NEW DELHI (Reuters) - India’s finance minister Arun Jaitley paved the way for landmark tax reforms on Monday, introducing four bills on the goods and services tax (GST) in the lower house of parliament.
The legislation, which has broad support and is expected to pass parliament with ease, is part of the biggest tax reform the government has undertaken since India’s independence in 1947.
The tax reforms, which aim to unify most federal and state taxes, are expected to boost economic growth by about 0.5 percentage points in its first year of implementation. The government also hopes the new taxes will broaden its revenue base and cut compliance costs for companies.
New Delhi expects to get parliament’s nod for the four bills in the current session, scheduled to end on April 12.
A fifth bill must also be approved by state assemblies before the new tax system can be rolled out.
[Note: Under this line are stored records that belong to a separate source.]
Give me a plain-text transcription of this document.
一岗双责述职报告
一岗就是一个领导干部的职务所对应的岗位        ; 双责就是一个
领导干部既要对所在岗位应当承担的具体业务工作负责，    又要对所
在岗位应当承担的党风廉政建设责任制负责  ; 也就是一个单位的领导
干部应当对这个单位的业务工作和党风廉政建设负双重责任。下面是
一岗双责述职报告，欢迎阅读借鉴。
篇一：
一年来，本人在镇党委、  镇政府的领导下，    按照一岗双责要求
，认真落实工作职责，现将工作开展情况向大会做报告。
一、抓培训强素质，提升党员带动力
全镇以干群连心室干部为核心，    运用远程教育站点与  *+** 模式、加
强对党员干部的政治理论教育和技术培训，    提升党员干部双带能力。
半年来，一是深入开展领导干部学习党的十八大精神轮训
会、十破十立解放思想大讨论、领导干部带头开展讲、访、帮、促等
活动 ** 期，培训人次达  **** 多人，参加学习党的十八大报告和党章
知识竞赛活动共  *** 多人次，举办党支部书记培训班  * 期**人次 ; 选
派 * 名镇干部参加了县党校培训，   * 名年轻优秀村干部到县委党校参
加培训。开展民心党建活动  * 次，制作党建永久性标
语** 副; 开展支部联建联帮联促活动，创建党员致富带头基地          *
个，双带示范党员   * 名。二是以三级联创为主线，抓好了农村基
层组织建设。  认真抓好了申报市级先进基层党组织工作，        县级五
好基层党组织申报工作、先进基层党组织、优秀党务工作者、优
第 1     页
The government hopes to impose the new taxes starting July 1. But some analysts said that date was likely too optimistic as many companies were still not ready for the new tax system.
The legislation will unify federal and state taxes like factory gate duties, customs, services tax and sales tax.
It would consist of a four-tier tax structure of 5, 12, 18 and 28 percent, though there would be a provision to set the peak rate at 40 percent to deal with any financial emergencies.
The Goods and Services Tax Council, comprising federal and state finance ministers, earlier approved the new tax plan. The council will meet again on March 31, and will likely approve the items in each tax category.
Under the legislation, the government also plans to impose a surcharge on taxes on items like luxury cars, soft drinks and tobacco products. The surcharge will be capped at 15 percent.
Many food products and other essential commodities will not be taxed.
The government will create a fund to compensate states for any revenue lost from the new GST during the first five years.